Enki is also seen as the serpent figure in the garden of Eden story which saw mankind joyfully liberated from that detention centre. A story in which the serpent – the Bible uses the Hebrew term ‘Nahash’ which can mean serpent but also ‘one who knows secrets’ – tells Eve that God was lying about the death threat and that it was perfectly safe, in fact very beneficial, to eat the forbidden fruit. In the Sumerian version of the tale, Enki, in collaboration with his son Ningishzida (a name which has aspects of the artifacts of life), also a scientist, provides mankind with the capability of procreation. What one thing could give life more purpose than that?
And so it is, and I hope I have adequately shown that to be the case, that we, having muddled and meandered our way from our ancient past, left to our own devices by those flesh and blood and much cleverer and wiser forebears of ours, whose origins and existence we do not seem to be able to accept, while never generally losing or abandoning the fear of the unknown and/or beings more powerful than we, still cling to the delusions of the need to worship and give obeisance to those unknowns or to the unscrupulous vendors of false authority, vested in themselves, of those who claim to represent them and to whom we are obliged to listen and obey. We haven’t progressed very far have we?
We impugn with the epithet of all that is evil, the one figurehead we should be looking up to as being our loving creator, Enki, the Shaitan of the Yezidi (whether they know it or not), and the one who endowed us with what knowledge we have – not to worship or to bow and scrape to, but to acknowledge the truth and be thankful for what has been given – which possibly could have saved us from our current narrative of self-destruction. While we grant all reverence, worship and service to the other figurehead, whom we call ‘God’, the actual embodiment of hate, destruction, death, and all things abhorrent and evil of Enki’s half-brother Enlil (El). Giving, mostly sullenly and without much thought and feeling, our time and money, in service to an idea that is neither true nor wholesome nor beneficial in any way to our continued existence, but which has told us through its self-appointed clerics to go out and destroy or subjugate everything that is not in agreement with the things we have been taught.

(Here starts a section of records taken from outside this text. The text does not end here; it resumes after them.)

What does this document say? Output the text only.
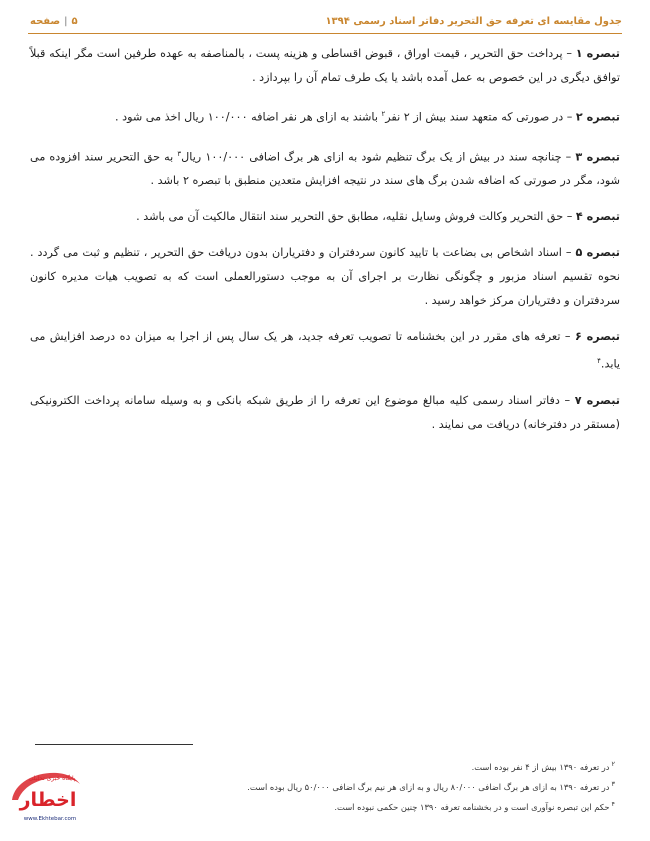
جدول مقایسه ای تعرفه حق التحریر دفاتر اسناد رسمی ۱۳۹۴
۵
|
صفحه

تبصره ۱ – پرداخت حق التحریر ، قیمت اوراق ، قبوض اقساطی و هزینه پست ، بالمناصفه به عهده طرفین است مگر اینکه قبلاً توافق دیگری در این خصوص به عمل آمده باشد یا یک طرف تمام آن را بپردازد .

تبصره ۲ – در صورتی که متعهد سند بیش از ۲ نفر$^۲$ باشند به ازای هر نفر اضافه ۱۰۰/۰۰۰ ریال اخذ می شود .

تبصره ۳ – چنانچه سند در بیش از یک برگ تنظیم شود به ازای هر برگ اضافی ۱۰۰/۰۰۰ ریال$^۳$ به حق التحریر سند افزوده می شود، مگر در صورتی که اضافه شدن برگ های سند در نتیجه افزایش متعدین منطبق با تبصره ۲ باشد .

تبصره ۴ – حق التحریر وکالت فروش وسایل نقلیه، مطابق حق التحریر سند انتقال مالکیت آن می باشد .

تبصره ۵ – اسناد اشخاص بی بضاعت با تایید کانون سردفتران و دفتریاران بدون دریافت حق التحریر ، تنظیم و ثبت می گردد . نحوه تقسیم اسناد مزبور و چگونگی نظارت بر اجرای آن به موجب دستورالعملی است که به تصویب هیات مدیره کانون سردفتران و دفتریاران مرکز خواهد رسید .

تبصره ۶ – تعرفه های مقرر در این بخشنامه تا تصویب تعرفه جدید، هر یک سال پس از اجرا به میزان ده درصد افزایش می یابد.$^۴$

تبصره ۷ – دفاتر اسناد رسمی کلیه مبالغ موضوع این تعرفه را از طریق شبکه بانکی و به وسیله سامانه پرداخت الکترونیکی (مستقر در دفترخانه) دریافت می نمایند .

$^۲$در تعرفه ۱۳۹۰ بیش از ۴ نفر بوده است.
$^۳$در تعرفه ۱۳۹۰ به ازای هر برگ اضافی ۸۰/۰۰۰ ریال و به ازای هر نیم برگ اضافی ۵۰/۰۰۰ ریال بوده است.
$^۴$حکم این تبصره نوآوری است و در بخشنامه تعرفه ۱۳۹۰ چنین حکمی نبوده است.
پایگاه خبری تحلیلی
اخطار
www.Ekhtebar.com
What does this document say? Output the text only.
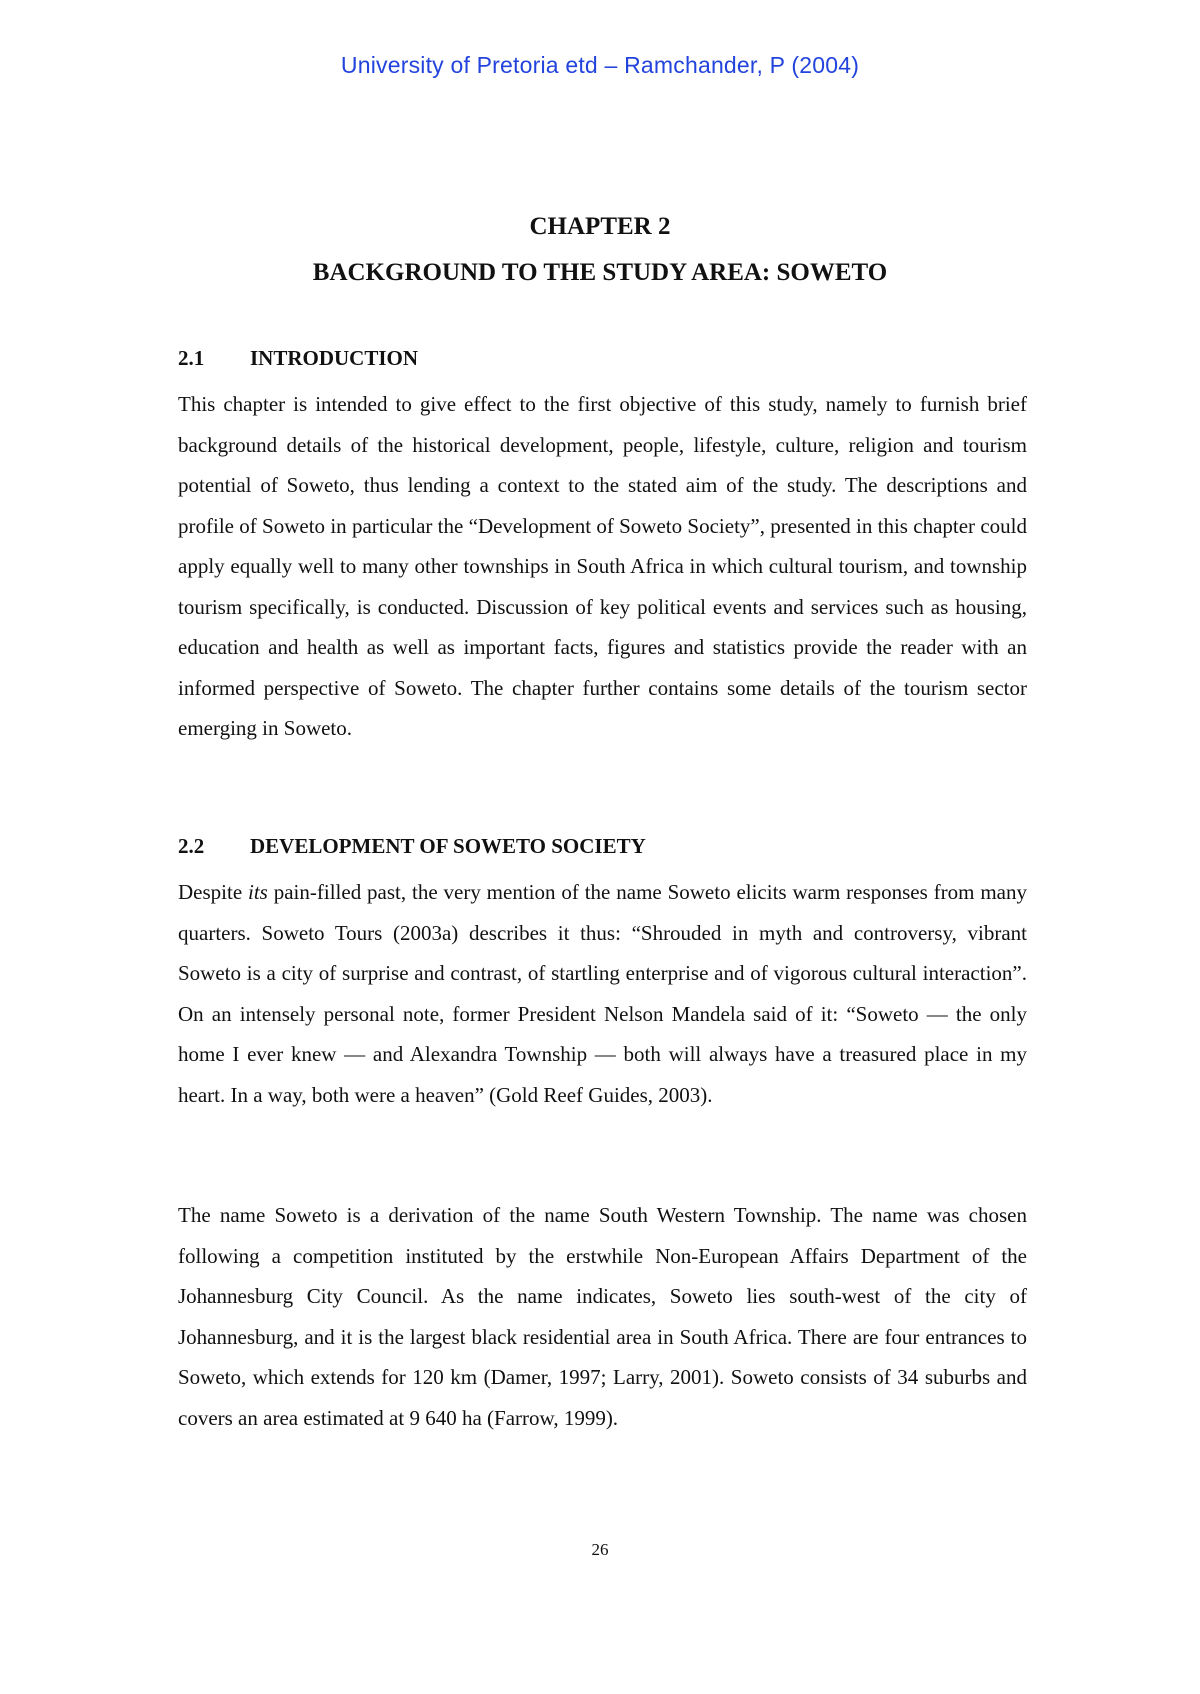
University of Pretoria etd – Ramchander, P (2004)
CHAPTER 2
BACKGROUND TO THE STUDY AREA: SOWETO
2.1 INTRODUCTION

This chapter is intended to give effect to the first objective of this study, namely to furnish brief background details of the historical development, people, lifestyle, culture, religion and tourism potential of Soweto, thus lending a context to the stated aim of the study. The descriptions and profile of Soweto in particular the “Development of Soweto Society”, presented in this chapter could apply equally well to many other townships in South Africa in which cultural tourism, and township tourism specifically, is conducted. Discussion of key political events and services such as housing, education and health as well as important facts, figures and statistics provide the reader with an informed perspective of Soweto. The chapter further contains some details of the tourism sector emerging in Soweto.

2.2 DEVELOPMENT OF SOWETO SOCIETY

Despite its pain-filled past, the very mention of the name Soweto elicits warm responses from many quarters. Soweto Tours (2003a) describes it thus: “Shrouded in myth and controversy, vibrant Soweto is a city of surprise and contrast, of startling enterprise and of vigorous cultural interaction”. On an intensely personal note, former President Nelson Mandela said of it: “Soweto — the only home I ever knew — and Alexandra Township — both will always have a treasured place in my heart. In a way, both were a heaven” (Gold Reef Guides, 2003).

The name Soweto is a derivation of the name South Western Township. The name was chosen following a competition instituted by the erstwhile Non-European Affairs Department of the Johannesburg City Council. As the name indicates, Soweto lies south-west of the city of Johannesburg, and it is the largest black residential area in South Africa. There are four entrances to Soweto, which extends for 120 km (Damer, 1997; Larry, 2001). Soweto consists of 34 suburbs and covers an area estimated at 9 640 ha (Farrow, 1999).

26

And we fell for that? How stupid are we? Is that what is to mark our destiny? Do you, deep down, find any of this surprising?
That, in essence is, I think, and because I can’t go on writing for ever, all I wanted to say here.
Make of it what you will. But I can tell you with some degree of assurance that it is far less of a fairy tale than those which feature more prominently and are more firmly embedded in the lore of mankind handed down to us today from the past. Far less.